Auckland University's Head of Physics, Dr Richard Easther, and his colleagues will use the data to find planets circling other stars, test theories of the origin and evolution of the universe, and to search for entirely new classes of astronomical objects.
"We see this as potentially the most important astronomy project New Zealand has ever been involved with and we are extremely excited to be part of it," the cosmologist said.
Beyond the astronomical discoveries the telescope will make, processing the data delivered by the LSST would drive advances in statistics and machine learning - key components of the emerging field of "big data" - and create a wealth of opportunities for Auckland students.

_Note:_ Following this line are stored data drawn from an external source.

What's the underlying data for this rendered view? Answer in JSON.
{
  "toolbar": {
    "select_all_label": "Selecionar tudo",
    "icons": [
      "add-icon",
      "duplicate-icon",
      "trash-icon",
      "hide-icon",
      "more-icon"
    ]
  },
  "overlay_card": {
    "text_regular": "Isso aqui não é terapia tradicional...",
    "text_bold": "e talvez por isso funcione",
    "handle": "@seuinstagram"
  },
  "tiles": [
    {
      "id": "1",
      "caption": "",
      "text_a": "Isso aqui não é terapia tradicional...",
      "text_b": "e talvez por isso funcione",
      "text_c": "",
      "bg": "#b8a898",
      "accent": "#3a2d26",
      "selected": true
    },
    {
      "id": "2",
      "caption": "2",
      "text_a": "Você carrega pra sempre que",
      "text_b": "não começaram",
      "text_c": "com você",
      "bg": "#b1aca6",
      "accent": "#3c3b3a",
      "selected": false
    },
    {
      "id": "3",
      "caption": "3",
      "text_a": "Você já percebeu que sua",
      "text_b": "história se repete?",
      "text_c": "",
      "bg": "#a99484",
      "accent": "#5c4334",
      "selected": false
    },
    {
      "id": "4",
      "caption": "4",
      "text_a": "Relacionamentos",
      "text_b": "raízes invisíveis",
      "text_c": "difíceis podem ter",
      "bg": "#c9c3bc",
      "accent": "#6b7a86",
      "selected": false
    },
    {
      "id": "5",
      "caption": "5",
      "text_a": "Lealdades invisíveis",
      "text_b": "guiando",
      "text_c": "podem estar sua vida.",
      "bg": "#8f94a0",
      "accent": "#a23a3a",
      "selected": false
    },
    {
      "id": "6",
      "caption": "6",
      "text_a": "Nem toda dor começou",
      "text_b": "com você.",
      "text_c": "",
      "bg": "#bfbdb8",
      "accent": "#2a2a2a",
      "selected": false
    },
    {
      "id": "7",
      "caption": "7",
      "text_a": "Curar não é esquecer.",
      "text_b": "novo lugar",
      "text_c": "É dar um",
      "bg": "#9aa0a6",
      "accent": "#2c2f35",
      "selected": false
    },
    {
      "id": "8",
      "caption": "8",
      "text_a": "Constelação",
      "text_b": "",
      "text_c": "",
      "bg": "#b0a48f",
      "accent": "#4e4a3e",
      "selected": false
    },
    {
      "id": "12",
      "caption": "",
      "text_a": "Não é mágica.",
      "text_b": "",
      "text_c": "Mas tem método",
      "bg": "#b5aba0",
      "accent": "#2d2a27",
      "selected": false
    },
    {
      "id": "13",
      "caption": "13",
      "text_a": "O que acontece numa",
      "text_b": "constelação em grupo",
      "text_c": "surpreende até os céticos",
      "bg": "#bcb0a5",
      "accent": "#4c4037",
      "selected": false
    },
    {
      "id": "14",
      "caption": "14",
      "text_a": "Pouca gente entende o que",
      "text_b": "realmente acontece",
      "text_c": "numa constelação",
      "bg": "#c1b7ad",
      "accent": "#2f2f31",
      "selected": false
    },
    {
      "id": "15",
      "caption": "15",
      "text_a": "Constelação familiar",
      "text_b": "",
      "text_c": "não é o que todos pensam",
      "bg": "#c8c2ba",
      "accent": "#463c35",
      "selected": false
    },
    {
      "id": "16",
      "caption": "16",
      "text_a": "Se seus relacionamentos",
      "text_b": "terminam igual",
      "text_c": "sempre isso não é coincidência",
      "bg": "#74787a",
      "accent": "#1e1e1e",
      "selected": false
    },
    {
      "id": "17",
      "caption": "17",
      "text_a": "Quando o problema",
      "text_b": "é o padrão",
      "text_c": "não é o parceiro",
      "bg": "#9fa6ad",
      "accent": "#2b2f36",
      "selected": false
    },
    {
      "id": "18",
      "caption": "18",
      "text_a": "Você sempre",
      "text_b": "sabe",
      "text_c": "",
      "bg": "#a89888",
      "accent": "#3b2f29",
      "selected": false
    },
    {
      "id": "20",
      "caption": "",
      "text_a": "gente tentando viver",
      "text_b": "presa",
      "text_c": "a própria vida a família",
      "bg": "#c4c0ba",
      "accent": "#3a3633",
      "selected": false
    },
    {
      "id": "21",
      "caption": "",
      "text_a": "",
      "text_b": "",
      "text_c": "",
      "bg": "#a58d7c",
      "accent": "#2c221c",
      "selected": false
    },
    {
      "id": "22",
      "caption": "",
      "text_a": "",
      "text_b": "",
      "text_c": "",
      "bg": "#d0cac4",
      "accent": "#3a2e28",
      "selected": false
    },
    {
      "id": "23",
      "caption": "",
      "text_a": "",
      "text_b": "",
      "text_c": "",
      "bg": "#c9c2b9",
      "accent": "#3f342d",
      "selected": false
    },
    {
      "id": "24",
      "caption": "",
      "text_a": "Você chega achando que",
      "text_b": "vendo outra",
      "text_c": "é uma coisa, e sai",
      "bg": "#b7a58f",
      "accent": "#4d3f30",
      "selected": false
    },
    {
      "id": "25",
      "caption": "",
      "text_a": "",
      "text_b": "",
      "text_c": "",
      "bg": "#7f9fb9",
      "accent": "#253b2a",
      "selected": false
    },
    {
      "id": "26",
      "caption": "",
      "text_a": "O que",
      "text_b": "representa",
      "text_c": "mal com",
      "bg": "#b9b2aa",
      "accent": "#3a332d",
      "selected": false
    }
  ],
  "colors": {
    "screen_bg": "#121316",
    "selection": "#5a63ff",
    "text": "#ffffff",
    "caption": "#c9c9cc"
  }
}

Further, the university's agreement with the LSST consortium would allow other Kiwi astronomers to join the project under Auckland's auspices, effectively making it a national opportunity.
Dr Easther's own research interests would centre around how the universe was expanding, and why.
"I'd like to know what the dark energy is that is driving the expansion of the universe, I'd like to know what its properties are, and I'd like to know how the seeds of the current structure of the universe were laid down right after the Big Bang.
"These are questions that the LSST, in principle, will be able to help us answer."
The telescope, expected to be operational by 2021, would be based in Cerro Pachon because of that location's extraordinarily dry air and clear skies, and its excellent view of the galaxy.
Its mapping approach differed to the "pointed mode" of conventional telescopes designed to focus on particular objects, rather than recording constant images of the entire night sky.
The LSST would also draw on entirely different technology to the multi-billion dollar Square Kilometre Array (SKA) radio telescope, that is to be stationed in Australia and Africa and would consist of dishes and millions of dipole radio receptors.
"They're quite different technically, but in terms of the questions they're going after, they're operating in a very similar ballpark."
Super-Scope: the Large Synoptic Survey Telescope
• A revolutionary telescope that will produce an unprecedented wide-field astronomical survey of our universe, using an 8.4m ground-based telescope.
• Equipped with the world's largest digital camera at 3,200-megapixels, the LSST will take repeated snapshots of the southern sky - each one the size of 40 full moons - over a 10-year lifespan.
• A team of University of Auckland scientists will be among the hundreds of astronomers from around the world helping analyse the petabytes of data captured by the US/Chile project.